Au Pénal, qui plus est, le ministère public, en étant à l’initiative de la citation pour infraction a effectué tout un travail (de mise en forme de l’infraction et donc de transformation d’une situation singulière en un épisode relevant d’une catégorie juridique plus générale) qui, en ayant pris les devants sur le JP, commence à entraîner celui-ci vers un résultat déterminé. Les JP décrivent l’audience pénale comme quelques heures très intenses dont ils ressortent « vidés » parce qu’ils y ressentent, très pressante, la force d’attraction du préformatage de la décision par le ministère public et qu’ils doivent véritablement y opposer l’énergie d’une résistance. Le Civil donne plus de temps au temps et le JP est seul à la manœuvre, personne ne pré-oriente sa décision. Au Pénal, « l’existence d’une infraction prise en compte par l’autorité publique a pour vertu de libérer une personne particulière d’un travail nécessairement coûteux et de faire entrer son cas dans une classe générale. (…) Au contraire, la logique civile des relations entre personnes privées voue l’individu à prendre sur lui-même une grosse part du travail de démonstration. (…) La voie civile – tendanciellement par sa logique même, sinon par son fonctionnement réel – semble propice à un ensemble de parades (procédures, expertise, clauses contractuelles) ayant pour effet d’atténuer, d’ajourner ou de tourner la rigueur de la loi. » (Pinto,

1989, p. 75). En donnant du travail à effectuer à la « victime », cela dessine aussi un espace de travail plus relâché, moins tendu, pour le juge civil.
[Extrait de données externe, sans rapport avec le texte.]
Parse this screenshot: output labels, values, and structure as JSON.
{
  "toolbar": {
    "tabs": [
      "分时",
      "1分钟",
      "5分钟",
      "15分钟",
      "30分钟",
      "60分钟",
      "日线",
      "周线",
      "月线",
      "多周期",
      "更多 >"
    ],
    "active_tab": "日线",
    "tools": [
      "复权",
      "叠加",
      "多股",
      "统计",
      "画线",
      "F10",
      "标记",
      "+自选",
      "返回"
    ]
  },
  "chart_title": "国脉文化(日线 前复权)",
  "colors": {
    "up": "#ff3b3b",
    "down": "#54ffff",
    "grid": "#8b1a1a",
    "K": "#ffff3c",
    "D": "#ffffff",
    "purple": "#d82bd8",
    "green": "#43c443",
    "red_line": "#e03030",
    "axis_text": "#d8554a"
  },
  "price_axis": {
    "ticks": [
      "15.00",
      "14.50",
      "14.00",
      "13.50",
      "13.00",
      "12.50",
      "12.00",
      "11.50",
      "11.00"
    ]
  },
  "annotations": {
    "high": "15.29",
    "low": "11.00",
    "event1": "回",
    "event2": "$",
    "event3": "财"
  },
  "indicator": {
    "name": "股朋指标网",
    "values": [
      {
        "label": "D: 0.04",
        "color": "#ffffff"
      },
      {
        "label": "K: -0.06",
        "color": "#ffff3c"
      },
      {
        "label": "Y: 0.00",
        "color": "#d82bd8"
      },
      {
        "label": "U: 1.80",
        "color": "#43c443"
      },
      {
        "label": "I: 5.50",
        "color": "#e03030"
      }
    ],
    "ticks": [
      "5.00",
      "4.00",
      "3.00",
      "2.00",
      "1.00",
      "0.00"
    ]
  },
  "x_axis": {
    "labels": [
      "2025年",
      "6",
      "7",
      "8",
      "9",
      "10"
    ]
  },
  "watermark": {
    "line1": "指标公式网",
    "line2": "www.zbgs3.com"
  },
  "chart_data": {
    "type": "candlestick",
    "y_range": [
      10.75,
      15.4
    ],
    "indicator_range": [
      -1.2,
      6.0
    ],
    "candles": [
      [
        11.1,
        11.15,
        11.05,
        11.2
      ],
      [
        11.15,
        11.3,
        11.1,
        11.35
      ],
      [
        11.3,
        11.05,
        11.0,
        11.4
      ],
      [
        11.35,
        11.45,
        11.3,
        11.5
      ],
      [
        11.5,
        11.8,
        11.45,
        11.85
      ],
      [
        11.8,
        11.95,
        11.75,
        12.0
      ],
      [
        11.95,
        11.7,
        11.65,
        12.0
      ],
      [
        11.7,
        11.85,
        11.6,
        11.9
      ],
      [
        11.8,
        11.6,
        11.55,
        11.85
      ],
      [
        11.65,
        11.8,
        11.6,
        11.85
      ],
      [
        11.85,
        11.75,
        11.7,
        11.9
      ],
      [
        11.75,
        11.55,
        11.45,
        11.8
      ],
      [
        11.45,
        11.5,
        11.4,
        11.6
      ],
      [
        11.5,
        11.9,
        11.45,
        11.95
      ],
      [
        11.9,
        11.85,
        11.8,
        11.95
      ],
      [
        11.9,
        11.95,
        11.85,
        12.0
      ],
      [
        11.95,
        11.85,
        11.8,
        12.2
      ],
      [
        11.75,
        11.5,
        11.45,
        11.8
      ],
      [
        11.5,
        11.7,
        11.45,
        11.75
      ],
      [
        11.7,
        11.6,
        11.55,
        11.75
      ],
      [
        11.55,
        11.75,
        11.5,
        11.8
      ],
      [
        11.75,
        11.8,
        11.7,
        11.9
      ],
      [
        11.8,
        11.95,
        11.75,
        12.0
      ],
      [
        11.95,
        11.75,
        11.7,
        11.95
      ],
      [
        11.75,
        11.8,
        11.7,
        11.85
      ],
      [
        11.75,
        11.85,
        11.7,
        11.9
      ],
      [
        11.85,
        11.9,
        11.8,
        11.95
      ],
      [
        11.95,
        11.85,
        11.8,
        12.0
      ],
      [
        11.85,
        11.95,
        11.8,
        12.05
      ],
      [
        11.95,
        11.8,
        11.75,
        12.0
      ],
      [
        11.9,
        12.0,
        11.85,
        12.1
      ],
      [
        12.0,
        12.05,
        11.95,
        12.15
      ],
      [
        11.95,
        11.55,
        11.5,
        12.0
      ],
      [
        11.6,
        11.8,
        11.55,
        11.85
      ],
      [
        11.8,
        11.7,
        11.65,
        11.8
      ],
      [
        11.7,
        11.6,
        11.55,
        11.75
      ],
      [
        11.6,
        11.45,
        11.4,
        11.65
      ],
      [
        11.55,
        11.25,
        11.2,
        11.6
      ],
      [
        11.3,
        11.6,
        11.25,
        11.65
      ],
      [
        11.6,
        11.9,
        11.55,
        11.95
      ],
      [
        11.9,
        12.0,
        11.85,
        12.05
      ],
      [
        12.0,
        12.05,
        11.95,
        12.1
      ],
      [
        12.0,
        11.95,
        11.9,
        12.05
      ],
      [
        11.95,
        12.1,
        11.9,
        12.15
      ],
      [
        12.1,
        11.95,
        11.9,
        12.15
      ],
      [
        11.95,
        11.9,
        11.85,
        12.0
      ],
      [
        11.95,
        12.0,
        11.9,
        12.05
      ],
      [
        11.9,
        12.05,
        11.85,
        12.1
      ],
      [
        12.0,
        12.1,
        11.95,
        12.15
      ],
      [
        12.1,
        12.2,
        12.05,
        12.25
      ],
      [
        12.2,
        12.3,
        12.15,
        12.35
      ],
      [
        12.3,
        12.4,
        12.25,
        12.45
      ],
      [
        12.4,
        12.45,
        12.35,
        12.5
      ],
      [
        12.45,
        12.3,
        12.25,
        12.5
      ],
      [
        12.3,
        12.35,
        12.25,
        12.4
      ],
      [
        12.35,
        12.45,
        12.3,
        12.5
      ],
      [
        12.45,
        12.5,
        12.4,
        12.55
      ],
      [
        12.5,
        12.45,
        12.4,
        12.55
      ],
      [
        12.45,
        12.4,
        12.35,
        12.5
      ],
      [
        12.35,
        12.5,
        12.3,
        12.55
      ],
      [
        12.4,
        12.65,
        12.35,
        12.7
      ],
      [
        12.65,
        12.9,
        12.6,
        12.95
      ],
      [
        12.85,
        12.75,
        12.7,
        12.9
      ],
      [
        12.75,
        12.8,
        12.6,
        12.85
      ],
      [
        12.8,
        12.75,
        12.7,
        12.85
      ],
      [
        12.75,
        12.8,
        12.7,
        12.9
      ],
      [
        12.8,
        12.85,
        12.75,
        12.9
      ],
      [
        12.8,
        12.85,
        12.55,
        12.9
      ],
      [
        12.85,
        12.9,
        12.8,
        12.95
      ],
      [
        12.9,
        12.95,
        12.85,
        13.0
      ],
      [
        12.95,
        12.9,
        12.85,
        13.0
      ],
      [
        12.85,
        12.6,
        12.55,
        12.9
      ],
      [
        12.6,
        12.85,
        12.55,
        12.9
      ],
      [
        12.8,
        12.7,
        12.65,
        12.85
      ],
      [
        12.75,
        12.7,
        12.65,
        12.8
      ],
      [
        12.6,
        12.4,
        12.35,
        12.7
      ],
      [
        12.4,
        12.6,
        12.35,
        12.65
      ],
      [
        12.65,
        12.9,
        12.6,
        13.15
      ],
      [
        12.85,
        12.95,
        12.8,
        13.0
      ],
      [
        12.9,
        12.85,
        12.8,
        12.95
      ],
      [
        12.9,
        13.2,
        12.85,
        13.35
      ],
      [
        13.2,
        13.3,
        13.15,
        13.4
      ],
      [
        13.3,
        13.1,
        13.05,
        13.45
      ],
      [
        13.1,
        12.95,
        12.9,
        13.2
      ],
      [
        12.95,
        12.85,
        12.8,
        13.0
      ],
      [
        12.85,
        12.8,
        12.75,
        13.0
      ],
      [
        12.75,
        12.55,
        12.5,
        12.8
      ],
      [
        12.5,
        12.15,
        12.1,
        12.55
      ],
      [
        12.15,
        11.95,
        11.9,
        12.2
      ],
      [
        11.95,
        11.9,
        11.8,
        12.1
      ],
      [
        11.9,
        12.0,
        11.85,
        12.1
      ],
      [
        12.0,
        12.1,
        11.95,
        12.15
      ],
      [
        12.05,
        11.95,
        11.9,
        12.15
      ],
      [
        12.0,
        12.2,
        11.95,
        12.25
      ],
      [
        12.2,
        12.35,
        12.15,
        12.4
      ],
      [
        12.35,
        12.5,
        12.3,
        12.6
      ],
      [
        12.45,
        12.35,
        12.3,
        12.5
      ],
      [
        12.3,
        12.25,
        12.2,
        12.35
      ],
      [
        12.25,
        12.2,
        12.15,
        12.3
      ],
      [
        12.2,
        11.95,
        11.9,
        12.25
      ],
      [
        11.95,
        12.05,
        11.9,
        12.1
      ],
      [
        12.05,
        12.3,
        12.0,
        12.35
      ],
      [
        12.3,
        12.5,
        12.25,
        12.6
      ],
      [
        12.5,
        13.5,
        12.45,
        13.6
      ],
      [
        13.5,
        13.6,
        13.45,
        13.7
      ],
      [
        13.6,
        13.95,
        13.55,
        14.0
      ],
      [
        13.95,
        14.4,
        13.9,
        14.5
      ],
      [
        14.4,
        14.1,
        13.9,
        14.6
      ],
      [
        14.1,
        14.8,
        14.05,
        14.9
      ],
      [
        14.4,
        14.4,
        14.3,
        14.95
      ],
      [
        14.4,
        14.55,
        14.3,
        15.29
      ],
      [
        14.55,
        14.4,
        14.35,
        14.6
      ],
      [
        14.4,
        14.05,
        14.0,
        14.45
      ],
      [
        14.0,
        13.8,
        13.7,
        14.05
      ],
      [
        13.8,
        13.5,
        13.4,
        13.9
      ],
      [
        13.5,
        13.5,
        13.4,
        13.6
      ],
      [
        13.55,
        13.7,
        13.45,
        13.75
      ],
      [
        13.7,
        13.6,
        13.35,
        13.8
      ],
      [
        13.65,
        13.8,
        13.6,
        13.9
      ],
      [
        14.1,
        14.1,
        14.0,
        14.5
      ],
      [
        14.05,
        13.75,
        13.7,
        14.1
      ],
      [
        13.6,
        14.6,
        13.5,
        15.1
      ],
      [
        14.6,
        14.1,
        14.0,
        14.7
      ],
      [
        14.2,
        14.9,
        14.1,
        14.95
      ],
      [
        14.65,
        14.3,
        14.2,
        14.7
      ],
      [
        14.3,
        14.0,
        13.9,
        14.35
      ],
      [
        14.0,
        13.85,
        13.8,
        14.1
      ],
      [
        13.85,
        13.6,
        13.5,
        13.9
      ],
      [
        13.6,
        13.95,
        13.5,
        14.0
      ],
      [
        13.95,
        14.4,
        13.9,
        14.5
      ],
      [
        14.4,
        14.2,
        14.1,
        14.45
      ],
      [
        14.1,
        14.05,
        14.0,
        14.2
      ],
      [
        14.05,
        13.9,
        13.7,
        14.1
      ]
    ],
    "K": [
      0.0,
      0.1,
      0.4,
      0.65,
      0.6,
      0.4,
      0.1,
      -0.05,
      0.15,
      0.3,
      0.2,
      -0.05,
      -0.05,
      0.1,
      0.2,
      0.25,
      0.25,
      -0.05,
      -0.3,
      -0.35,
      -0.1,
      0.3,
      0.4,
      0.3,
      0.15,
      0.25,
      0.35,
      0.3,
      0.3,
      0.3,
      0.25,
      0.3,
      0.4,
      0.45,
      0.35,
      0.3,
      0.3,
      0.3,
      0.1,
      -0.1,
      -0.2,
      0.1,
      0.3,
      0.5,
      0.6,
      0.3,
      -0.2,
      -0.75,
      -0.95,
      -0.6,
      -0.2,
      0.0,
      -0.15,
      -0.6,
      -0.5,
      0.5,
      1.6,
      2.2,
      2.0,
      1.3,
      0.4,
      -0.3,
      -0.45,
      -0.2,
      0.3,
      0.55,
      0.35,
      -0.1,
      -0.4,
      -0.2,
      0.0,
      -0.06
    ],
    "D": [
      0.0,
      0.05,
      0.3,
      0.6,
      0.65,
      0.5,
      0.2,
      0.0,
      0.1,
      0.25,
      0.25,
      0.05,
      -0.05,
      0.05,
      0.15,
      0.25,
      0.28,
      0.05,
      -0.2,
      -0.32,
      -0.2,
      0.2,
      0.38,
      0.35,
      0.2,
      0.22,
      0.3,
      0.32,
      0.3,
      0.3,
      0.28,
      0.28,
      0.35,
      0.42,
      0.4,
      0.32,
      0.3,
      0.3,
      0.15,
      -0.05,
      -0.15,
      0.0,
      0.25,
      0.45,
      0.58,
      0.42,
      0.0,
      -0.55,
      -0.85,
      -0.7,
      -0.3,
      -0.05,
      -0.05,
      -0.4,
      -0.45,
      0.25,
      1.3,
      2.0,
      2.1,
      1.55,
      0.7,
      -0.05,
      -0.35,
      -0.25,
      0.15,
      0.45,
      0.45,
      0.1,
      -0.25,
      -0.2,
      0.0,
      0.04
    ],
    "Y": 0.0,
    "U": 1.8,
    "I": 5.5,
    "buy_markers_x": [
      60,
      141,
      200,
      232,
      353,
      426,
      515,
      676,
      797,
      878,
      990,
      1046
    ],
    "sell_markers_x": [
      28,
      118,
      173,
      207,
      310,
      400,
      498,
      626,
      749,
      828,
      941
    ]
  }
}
Cela fait naître au Civil un problème de gestion du temps opposé, et déjà évoqué plus haut : non plus penser et décider vite, comme au Pénal, mais ne pas se laisser enferrer dans la litanie interminable des explications des justiciables ou des plaidoiries d’avocats et autres demandes de renvoi. Par ailleurs, cela fait naître l’obligation d’apprendre à manœuvrer l’audience et, notamment, à guider l’argumentation des parties pour faire préciser leur demande, apporter les éléments de preuve, etc. Et, pour cela, lutter contre l’expression ordinaire du sentiment juridique : « Le litige oblige à s’engager dans un processus d’argumentation qui implique de mettre en suspens des conclusions tenues pour acquises dans la vie ordinaire. » (Pinto, 1989, p. 75). En situation, il faut éduquer le justiciable pour lui faire mettre en forme sa demande dans des termes pertinents pour le droit.